大豆田とわ子にとって小鳥遊の存在とは 『まめ夫』“三人の元夫”が体現するもの

 さて、これまで3人の元夫のPros&Cons、つまり長所と短所を振り返ってみたが、その比較自体が本ドラマにおける彼らの一つの存在意義ではないだろうか。それぞれに恋をした3人の女性は餃子パーティーで本人たちを目の前に、彼らの短所を糾弾、長所を褒めるなど査定するような立場で描かれた。確かにどんな恋愛でも、付き合う、結婚する相手の長所や短所を比べることは多くの人が経験したはず。それを天秤にかけ、まるで“完璧”な相手を引き当てるまで査定し続けてしまう人もいるのではないだろうか。しかし、元夫3人が体現するように完璧な人はいない。むしろ、その不完全さに基づく居心地の良さを描くうえで、あの性格である必要があったのではないだろうか。そして3人の女性が指摘した粗を、とわ子は一度も彼らに指摘しなかった。元夫たちのキャラクター設定は、そんなとわ子の「めんどくさい」との付き合い方にも関わっているように思える。
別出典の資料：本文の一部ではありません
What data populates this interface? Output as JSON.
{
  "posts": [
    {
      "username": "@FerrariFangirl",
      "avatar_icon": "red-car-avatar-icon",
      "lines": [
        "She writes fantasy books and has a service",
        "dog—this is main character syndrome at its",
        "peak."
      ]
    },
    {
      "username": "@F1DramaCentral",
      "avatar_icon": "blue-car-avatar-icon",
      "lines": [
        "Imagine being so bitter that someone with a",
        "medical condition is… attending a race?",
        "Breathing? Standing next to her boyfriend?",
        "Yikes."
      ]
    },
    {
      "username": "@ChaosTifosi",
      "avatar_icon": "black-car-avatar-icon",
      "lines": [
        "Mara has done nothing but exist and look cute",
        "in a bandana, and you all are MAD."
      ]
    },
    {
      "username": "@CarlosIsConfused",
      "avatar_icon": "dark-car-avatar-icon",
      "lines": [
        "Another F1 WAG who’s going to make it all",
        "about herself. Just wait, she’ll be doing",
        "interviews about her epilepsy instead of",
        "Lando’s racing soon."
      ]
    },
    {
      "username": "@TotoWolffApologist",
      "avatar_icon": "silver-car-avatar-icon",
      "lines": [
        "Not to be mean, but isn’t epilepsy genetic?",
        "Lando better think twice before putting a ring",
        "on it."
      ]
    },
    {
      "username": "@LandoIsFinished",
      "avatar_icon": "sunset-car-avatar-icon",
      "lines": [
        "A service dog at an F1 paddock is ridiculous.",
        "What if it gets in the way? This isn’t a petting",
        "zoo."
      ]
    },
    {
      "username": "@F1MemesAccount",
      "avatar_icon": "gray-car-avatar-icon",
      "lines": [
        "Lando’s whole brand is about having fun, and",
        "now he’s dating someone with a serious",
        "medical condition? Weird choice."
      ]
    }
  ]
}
 『まめ夫』というドラマにはたくさんの「めんどくさい」が登場する。「網戸が外れるたびにもう一回恋しようと思う」と言う主人公のとわ子。元夫たちをはじめ、「めんどくさい」状況になると人々の言葉を遮断して小鳥のさえずりに変換する。また、急な訪問時に八作がお風呂を沸かせておいてくれたことに感動するとわ子の描写や、彼が自然現象的にモテる男である理由を早良が「めんどくさくないから」と答えるなど、いかに彼女たちが恋愛と向き合う時に「めんどくさい」を排除しようとしているか、そこに重きを置いているかについて考えさせられる。そこでとわ子を通して気づくのは、他者へのめんどくささと、一人でいることへのめんどくささの違いだ。第8話では家に招いた小鳥遊に、とわ子は改めてこう話していた。

「一人で焼肉にも温泉にも行ける、一人で生きていける。でも小さなことかな、小さなことがちょっと疲れるのかな。自分で部屋の電気をつける。自分で選んで音楽をかける。自分でエアコンをつける。小さいことなんですけどね、ちょっとボタンを押すだけのことにちょっと疲れる感じ。そういう時に、あ、意外と私一人で生きるのがめんどくさい方なのかもな、と思います」

 その前にも、とわ子はかごめに対して「一人でいけるけど、〇〇。〇〇の中身はわかりません」と話していたことがある。一方、かごめがとわ子に「めんどくさい気持ちは好きと嫌いの間にあって、どっちかっていうと好きに近いんだよ」と言っていたこともある。その通りで、とわ子が本当に元夫たちを「めんどくさい」と思っていたら、あんな風にいつまでも交友関係にないはずなのだ。めんどくささとの関係や、完璧さが存在しないことを含め、本作はより〇〇の中身のような、恋愛における説明のいかない、わからないものをわからないものとして描くことで我々に寄り添ってくれる。そして、男性陣をどのように自分が捉えるかによって、自身の恋愛観を見つめ直すきっかけにもなっているのだ。